Je suis allé dans cette crypte construite par le grand Fulbert[5], extraordinaire galerie ténébreuse qui entoure le terre plein de la basilique. Dans un coin, le « Puit des St Forts », sanctuaire primitif, souvenir des martyrs du III, et voici cette chapelle de Notre Dame de Sans Terre et cette statue Virgini Pariturae que jadis adoraient, dit-on, les druides.

Silence. A peine entend-on le faible écho de la grand messe. Je suis terrassé par les siècles d’histoire : ici s’agenouillèrent les Croisés, ici vint en pèlerinage Saint Louis… Mais qu’importent les détails : c’est l’impression violente d’être au cœur de Chartres, de la Vieille France et de ce culte de Notre Dame où le XIII mit ses plus beaux rêves. On reste abîmé dans ce prodigieux silence, le silence des aïeux.

Deux mots encore : je veux parler de ce bas relief de l’ancien jubé, Bethléem. La Sainte Vierge a un si joli geste, étendant sa main vers l’Enfant, écartant ses langes pour voir sa petite tête. Et dire que cela est du XIII (siècle hiératique, dit-on !).
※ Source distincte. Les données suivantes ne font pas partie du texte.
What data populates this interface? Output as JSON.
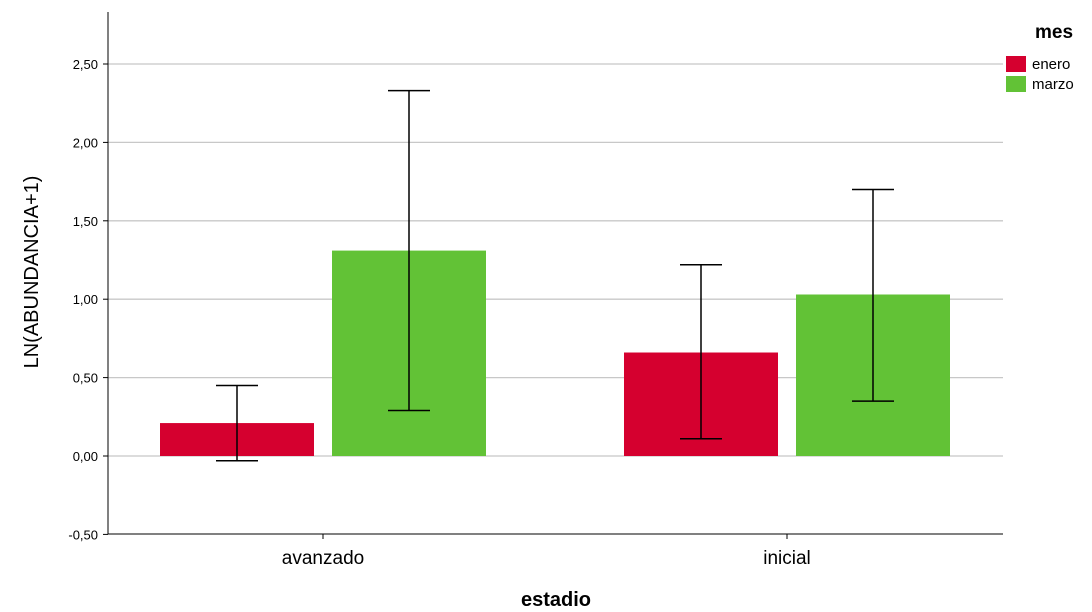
{
  "chart_data": {
    "type": "bar",
    "xlabel": "estadio",
    "ylabel": "LN(ABUNDANCIA+1)",
    "categories": [
      "avanzado",
      "inicial"
    ],
    "ylim": [
      -0.5,
      2.8
    ],
    "yticks": [
      -0.5,
      0,
      0.5,
      1,
      1.5,
      2,
      2.5
    ],
    "ytick_labels": [
      "-0,50",
      "0,00",
      "0,50",
      "1,00",
      "1,50",
      "2,00",
      "2,50"
    ],
    "grid": true,
    "legend": {
      "title": "mes",
      "placement": "top-right"
    },
    "series": [
      {
        "name": "enero",
        "color": "#d5002f",
        "values": [
          0.21,
          0.66
        ],
        "error_low": [
          -0.03,
          0.11
        ],
        "error_high": [
          0.45,
          1.22
        ]
      },
      {
        "name": "marzo",
        "color": "#62c236",
        "values": [
          1.31,
          1.03
        ],
        "error_low": [
          0.29,
          0.35
        ],
        "error_high": [
          2.33,
          1.7
        ]
      }
    ]
  }
}
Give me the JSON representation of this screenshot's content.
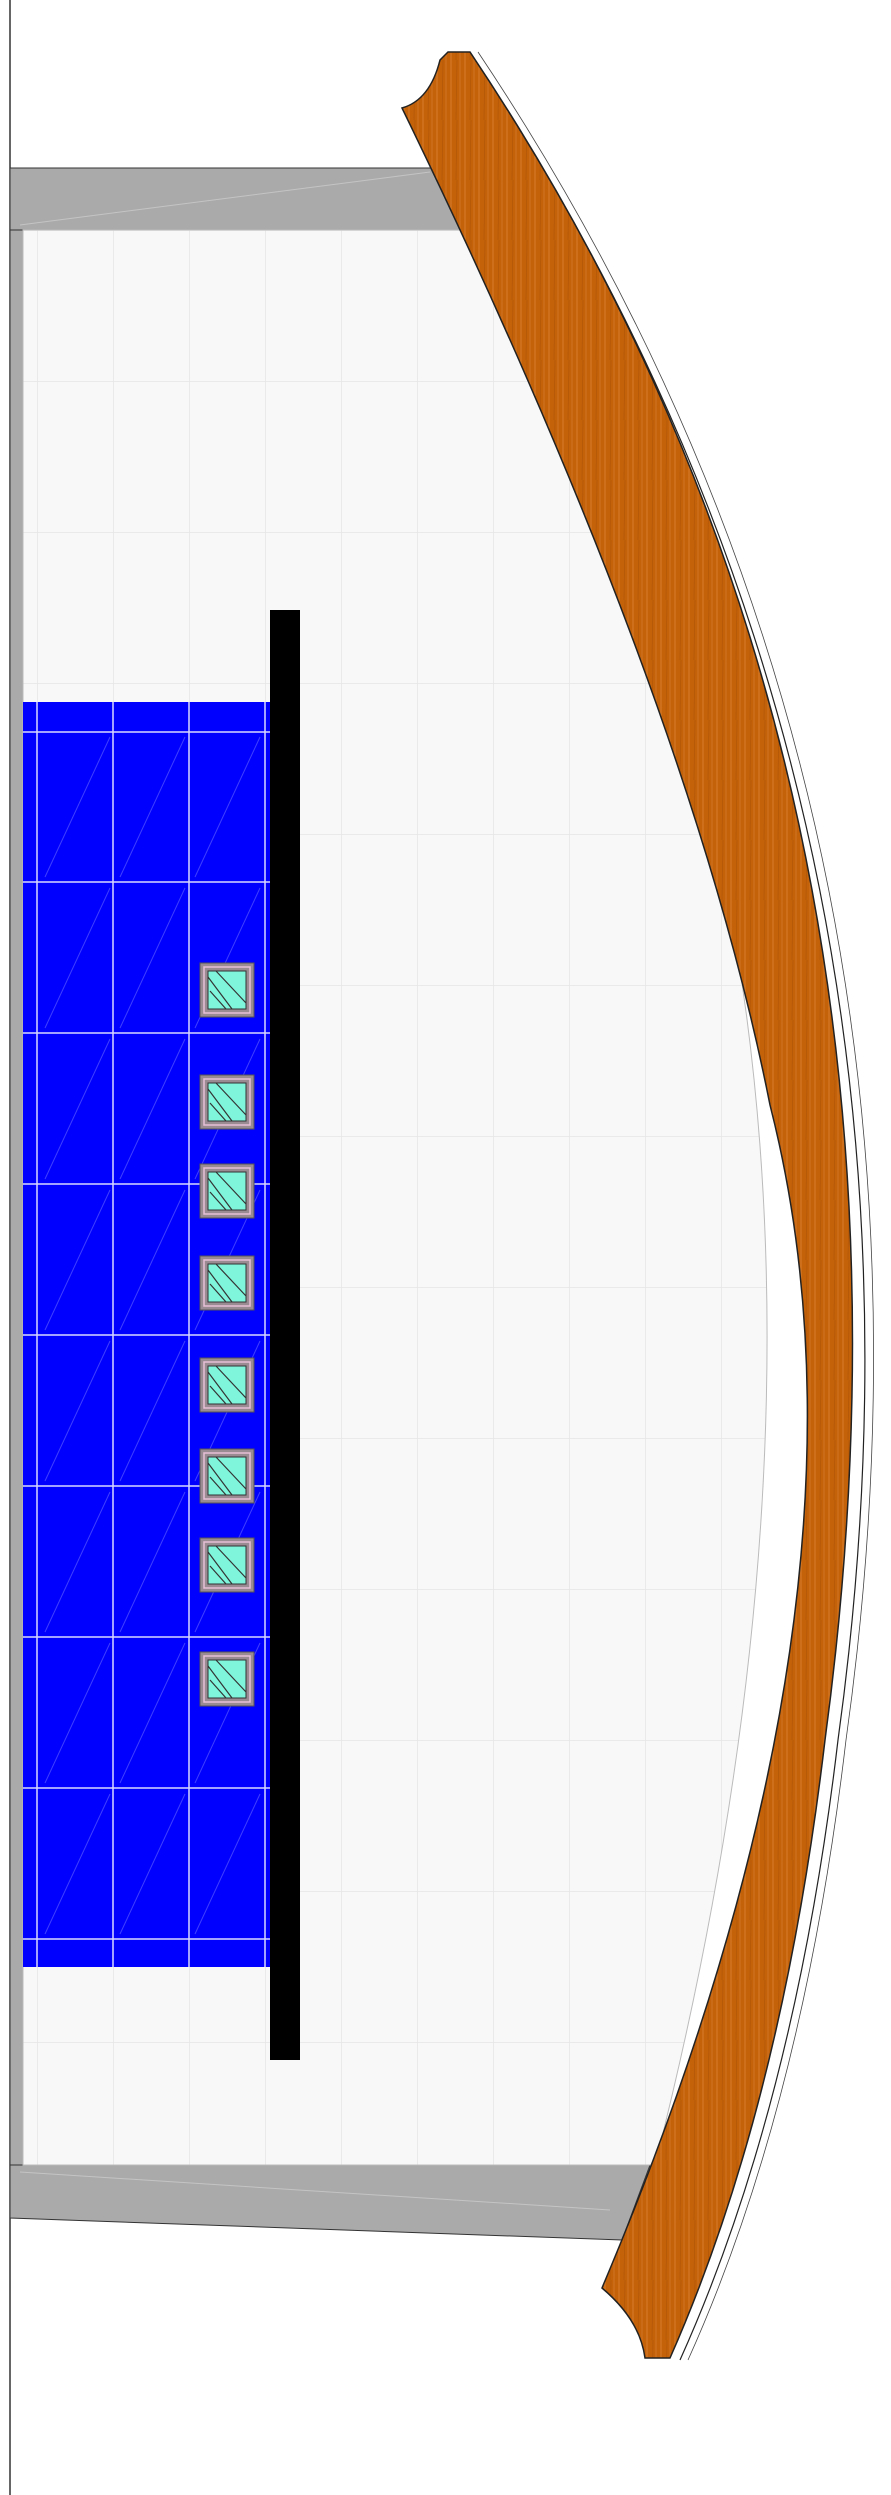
{
  "drawing": {
    "kind": "plan view of curved wooden bench in front of blue wall with square windows",
    "colors": {
      "background": "#ffffff",
      "floor": "#f8f8f8",
      "floor_grid": "#e8e8e8",
      "frame_gray": "#aaaaaa",
      "wall_blue": "#0000ff",
      "wall_grid": "#d8d8ff",
      "black_bar": "#000000",
      "wood": "#c4620a",
      "wood_grain": "#e08a3a",
      "window_frame": "#9a8a92",
      "window_glass": "#7ff5dc",
      "outline": "#222222"
    },
    "window_count": 8,
    "icons": [
      "window-icon"
    ]
  }
}
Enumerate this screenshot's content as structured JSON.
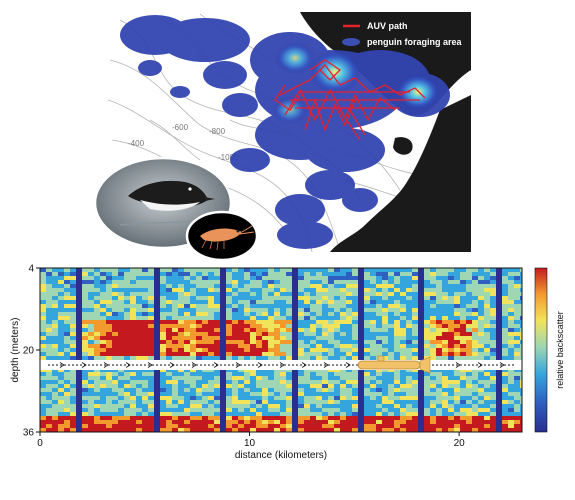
{
  "map": {
    "legend": {
      "auv_path_label": "AUV path",
      "foraging_label": "penguin foraging area",
      "auv_path_color": "#e8202a",
      "foraging_color": "#3b4fb5"
    },
    "contour_labels": [
      "-600",
      "-800",
      "-400",
      "-1000"
    ],
    "land_color": "#1a1a1a",
    "photos": [
      "penguin-photo",
      "krill-photo"
    ]
  },
  "chart_data": {
    "type": "heatmap",
    "title": "",
    "xlabel": "distance (kilometers)",
    "ylabel": "depth (meters)",
    "colorbar_label": "relative backscatter",
    "x_ticks": [
      "0",
      "10",
      "20"
    ],
    "y_ticks": [
      "4",
      "20",
      "36"
    ],
    "xlim": [
      0,
      23
    ],
    "ylim": [
      36,
      4
    ],
    "auv_depth_m": 20,
    "colormap": [
      "#2a2e8f",
      "#2f5fc0",
      "#35a5dd",
      "#9fd6b3",
      "#f2e45a",
      "#f29a2e",
      "#c41a1f"
    ]
  }
}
Je suis monté aux tours afin de contempler avec Notre Dame sa plaine infinie, afin de voir ce que depuis 6 siècles elle contemple.

La grand messe ne me fit aucune impression, sinon le spectacle archaïque de l’évêque, mitre en tête, précédé de diacres, chanoines, lévites, enfants de cœur et traversant toute l’église bénissant son peuple, offrant son anneau à baiser aux petits-enfants. Le successeur de Fulbert !

Je m’arrachai au mirage pour aller déjeuner pour 12 francs ; « scarce », mais bon.

Après quoi, ayant, comme à Orléans, absorbé de ce petit vin blanc exquis et maléfique de l’Ile de France, je gagnai pour me reposer les bords de l’Eure. Ville morte s’il en est. O Province ! l’affreuse ville ! Et terne, et mesquine, et proprette, et antique, et collet monté, une vieille marquise qui finit de languir dans ses domaines.

Les beaux clochers ! Si français ! Celui du XIII surtout, immense flèche de pierre sans un accroc. La tour du XVI est trop tourmentée, trop maniérée. J’y étais quand on sonna les Vêpres : au premier coup de cloche, je frémis tout entier avec la vieille pierre, avec l’air léger de Beauce, avec la ville entière. La Cathédrale vibrait comme un grand cœur de pierre et j’écoutais ses battements.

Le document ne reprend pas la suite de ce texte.